The Funeral
The Funeral
The day broke sunny and hot. Even so, my father put on his fire department dress uniform with his badge on the jacket front and his formal stiff dress hat. His badge had a piece of black tape across the numbers. Mother set out my good shoes, a dress shirt and a clip-on tie. The sunlight came through the Venetian blinds into the bedroom as I dressed. Mother actually kissed me softly on the cheek as I walked out the front door of the apartment into the cool marble hallway and down the stairs into the street. “What a handsome young man you are,” she said
We got into my father’s old Plymouth with the soft upholstered beige seats and drove east along the residential streets and apartment houses that are the Bronx. In less than twenty minutes we parked the car somewhere near Pelham Bay Road and walked to a building with an awning in front where lots of other men in uniform were gathered. The building was very quiet, notwithstanding the many people milling about it. My father signed a book when we went inside to a set of rooms filled with lots of cut flowers and soft purple velvet curtains and velvet covered chairs. My father shook hands with many of the men.
“Hey Marty,” the firemen say as they shake his hand. Or “Hello, brother. Who’s your assistant?” Or “who’s the new fireman?”
“Good to see you,” my father answered. “This is my boy, Sam. Son shake hands with my friend,” my father would say and I would reach out and shake the hand of one fireman after another.
“What do we have here, Marty,” a man named Captain Bannerman asked. “Looks like a fullback, or maybe a tiller man,” he said with a wink to me.
I shake the captain’s hand too.
My father holds my hand and walks over to a sparkling velvet open box. A flag is draped over part of it. Inside is a handsome man lying on his back in a fireman’s uniform. His eyes are closed.
“Son, meet Eddie Farrelli,” my father says, looking down at the face of the man in the casket. “The bravest man I ever knew. Just fought one fire too many. Eddie, this is my boy,” my father said.

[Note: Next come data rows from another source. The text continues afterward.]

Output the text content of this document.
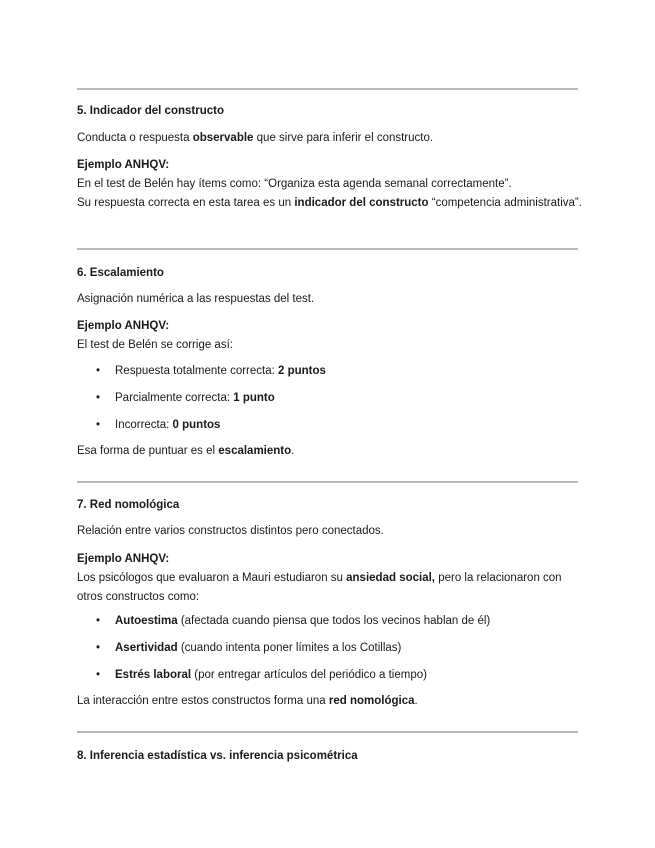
5. Indicador del constructo

Conducta o respuesta observable que sirve para inferir el constructo.

Ejemplo ANHQV:
En el test de Belén hay ítems como: “Organiza esta agenda semanal correctamente”.
Su respuesta correcta en esta tarea es un indicador del constructo “competencia administrativa”.

6. Escalamiento

Asignación numérica a las respuestas del test.

Ejemplo ANHQV:
El test de Belén se corrige así:

• Respuesta totalmente correcta: 2 puntos
• Parcialmente correcta: 1 punto
• Incorrecta: 0 puntos

Esa forma de puntuar es el escalamiento.

7. Red nomológica

Relación entre varios constructos distintos pero conectados.

Ejemplo ANHQV:
Los psicólogos que evaluaron a Mauri estudiaron su ansiedad social, pero la relacionaron con otros constructos como:

• Autoestima (afectada cuando piensa que todos los vecinos hablan de él)
• Asertividad (cuando intenta poner límites a los Cotillas)
• Estrés laboral (por entregar artículos del periódico a tiempo)

La interacción entre estos constructos forma una red nomológica.

8. Inferencia estadística vs. inferencia psicométrica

I looked down into the casket at the man named Eddie Farrelli. “I’m pleased to meet you, sir,” I said. My father squeezed my hand a little tighter. I looked up into his face. He was crying.
We walked over to a woman seated on a chair against a wall with two children on either side of her.
“I’m Marty T,” my father said, shaking the woman’s hand. “I knew Eddie well. He and I had some good times together. He was a brave man. He talked very highly of you and your children.”
“Thank you, Marty” says the woman, “Eddie told me all about you too. And thank you for coming to pay respects, son,” she says to me.
We walk outside the funeral home. The city air is delightful, the sky bright. A cluster of uniformed firemen stand outside on the sidewalk. Some smoke cigarettes. Others brush and scuff the top of the sidewalk with the soles of their shoes looking down at the pavement.
“Life sucks,” says a big man with an immense moustache.
“Life sucks,” echoes a couple of the men.
“See you at the funeral,” says my father.
“See you around,” say a couple of the guys.
“I’d rather feed him than clothe him he’s growing so fast,” says one of the men ruffling my hair.
“Be good,” say a couple of the men.
“Yeah. Take good care of yourselves,” says my father.
We walk back to the car. We get inside. My father sits at the wheel for a while saying nothing.
“Let’s not go home yet,” he says as he starts the engine. “Let’s take the rest of the day off. Okay? Let’s stop somewhere and get some ice cream,” he says. “What do you like? Vanilla?” He looks at me. He rolls down his window. He looks to his left, and pulls out into traffic.